Panic attacks went down for a very stable week, then a slightly-less week, now back to fairly often but not as bad as when I started this blog. So I’m still crying and thinking about death every day, and breaking down seemingly randomly, in the middle of good days. Two days ago I had an excited moment thinking about potential New Year plans, sent all my friends a message asking about theirs, then immediately had a slump and just lost all my enthusiasm for the rest of the day, and couldn’t even fathom the energy to text anyone back. I’m aware that’s pretty crap.

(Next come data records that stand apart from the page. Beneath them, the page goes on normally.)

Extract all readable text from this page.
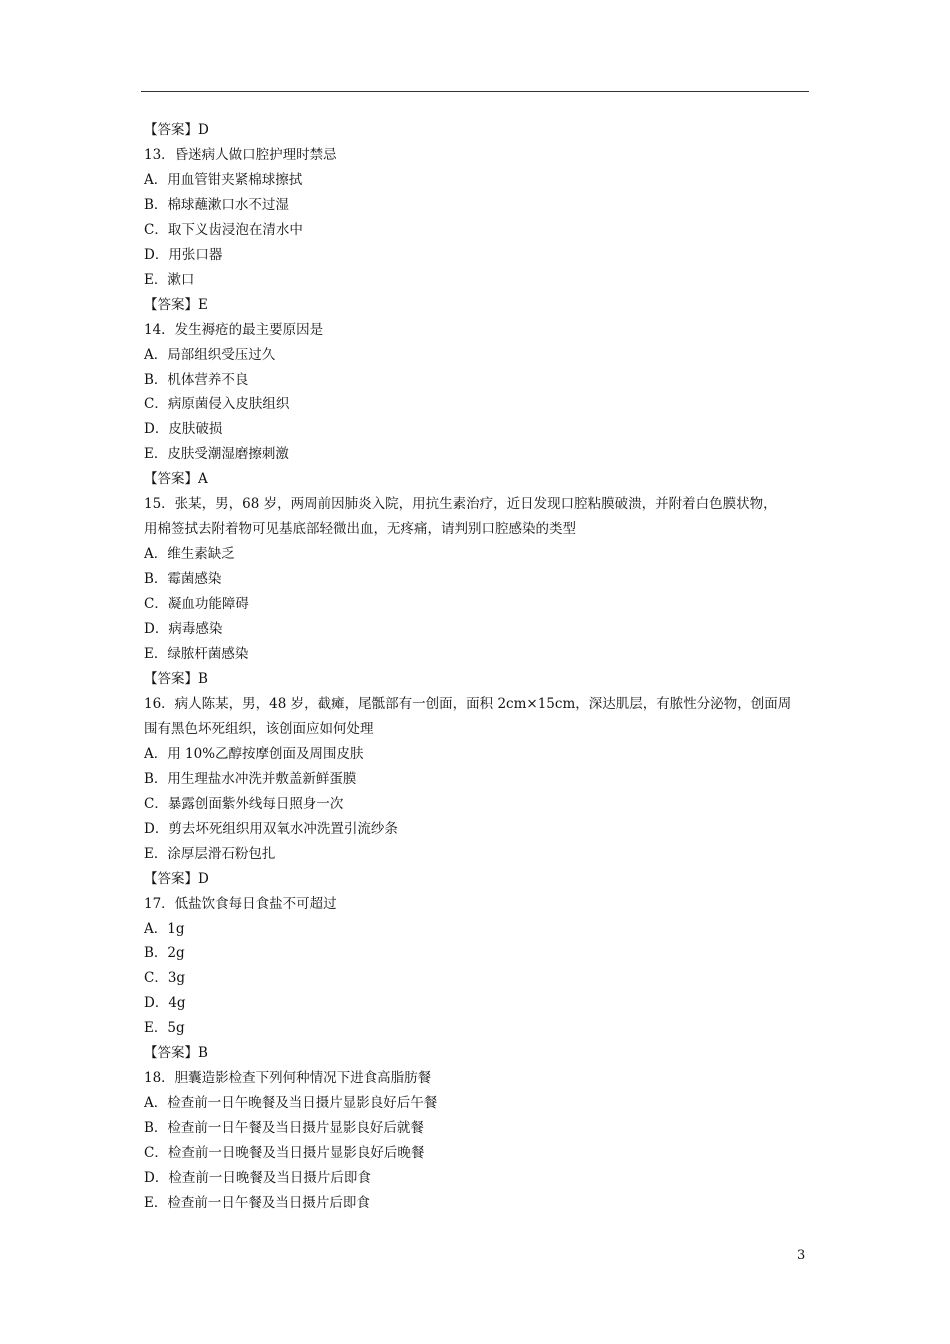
【答案】D
13．昏迷病人做口腔护理时禁忌
A．用血管钳夹紧棉球擦拭
B．棉球蘸漱口水不过湿
C．取下义齿浸泡在清水中
D．用张口器
E．漱口
【答案】E
14．发生褥疮的最主要原因是
A．局部组织受压过久
B．机体营养不良
C．病原菌侵入皮肤组织
D．皮肤破损
E．皮肤受潮湿磨擦刺激
【答案】A
15．张某，男，68 岁，两周前因肺炎入院，用抗生素治疗，近日发现口腔粘膜破溃，并附着白色膜状物，
用棉签拭去附着物可见基底部轻微出血，无疼痛，请判别口腔感染的类型
A．维生素缺乏
B．霉菌感染
C．凝血功能障碍
D．病毒感染
E．绿脓杆菌感染
【答案】B
16．病人陈某，男，48 岁，截瘫，尾骶部有一创面，面积 2cm×15cm，深达肌层，有脓性分泌物，创面周
围有黑色坏死组织，该创面应如何处理
A．用 10%乙醇按摩创面及周围皮肤
B．用生理盐水冲洗并敷盖新鲜蛋膜
C．暴露创面紫外线每日照身一次
D．剪去坏死组织用双氧水冲洗置引流纱条
E．涂厚层滑石粉包扎
【答案】D
17．低盐饮食每日食盐不可超过
A．1g
B．2g
C．3g
D．4g
E．5g
【答案】B
18．胆囊造影检查下列何种情况下进食高脂肪餐
A．检查前一日午晚餐及当日摄片显影良好后午餐
B．检查前一日午餐及当日摄片显影良好后就餐
C．检查前一日晚餐及当日摄片显影良好后晚餐
D．检查前一日晚餐及当日摄片后即食
E．检查前一日午餐及当日摄片后即食
3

I just want to thank the new myspace friend who recommended Gabby Young to me because they are supporting her soon; she is amazing, thank you, you were spot on. I love her. She reminds me a little of Feist, who also make me feel wonderful things inside my bones. That’s the kind of stuff I need a lot of right now. I’m listening to We’re All In This Together on repeat at the moment, as I do when I find something that helps me write, or just function. I tried picking a new song to discover, but I’m in the state of mind that refuses interruption.
“I want to be miserable and delicate for about fifteen more minutes, please. Do not disturb.”
The other thing I’ve picked off the shelf to remind me of the beautiful things in life right now is my copy of New Erotic Photography by Dian Hanson and Eric Kroll. This is something I wish I had more time with, in a weird way. I look at it thinking I should only study it in alone time, but then part of me hopes I get discovered so I can show I don’t care because it’s tasteful and should be recognised as so; then I remember I am not my father and I do not need to educate everyone around me.
So I’m going to the doctor’s at silly o’ clock in the morning in the hope that they’ll have a space for me by chance, because they haven’t been open any time I’ve had off work recently and I’m really in need of a talk about the next step in this process. I got a call from the counselling service the other day, telling me that there are twenty-five people ahead of me on the waiting list, and the estimated date I will be seen won’t be before February or March. I am now at two months and five days on from my initial visit, at which the doctor said the usual wait is around six weeks. Well, I was having a down day, and that call was the cherry on that cake. I don’t know if there actually was a trigger that day but I broke down further than I have all week, and now I am actually dreading work every day. I can’t even play decent conversation with my friends there because I’m so sick of the same crap parts of the job, and myself. I am really not rating myself right now. I would say I’m at about a three out of ten on :)s.
Hopefully the doctor will give me some kind of personality-altering pills and I will morph into one of those loud, fun people who don’t care about anything. Or, I will revert into myself a little more because they will numb me and I won’t be able to moan anymore. We’ll see. But it’s a long way to March.
Work friends and college friends, I am thinking of you. A few of you are overdue your love letters. Some of you have gotten me through some really tough days recently, and I have a feeling you know that already. I really appreciate it. You are all amazing, you really are.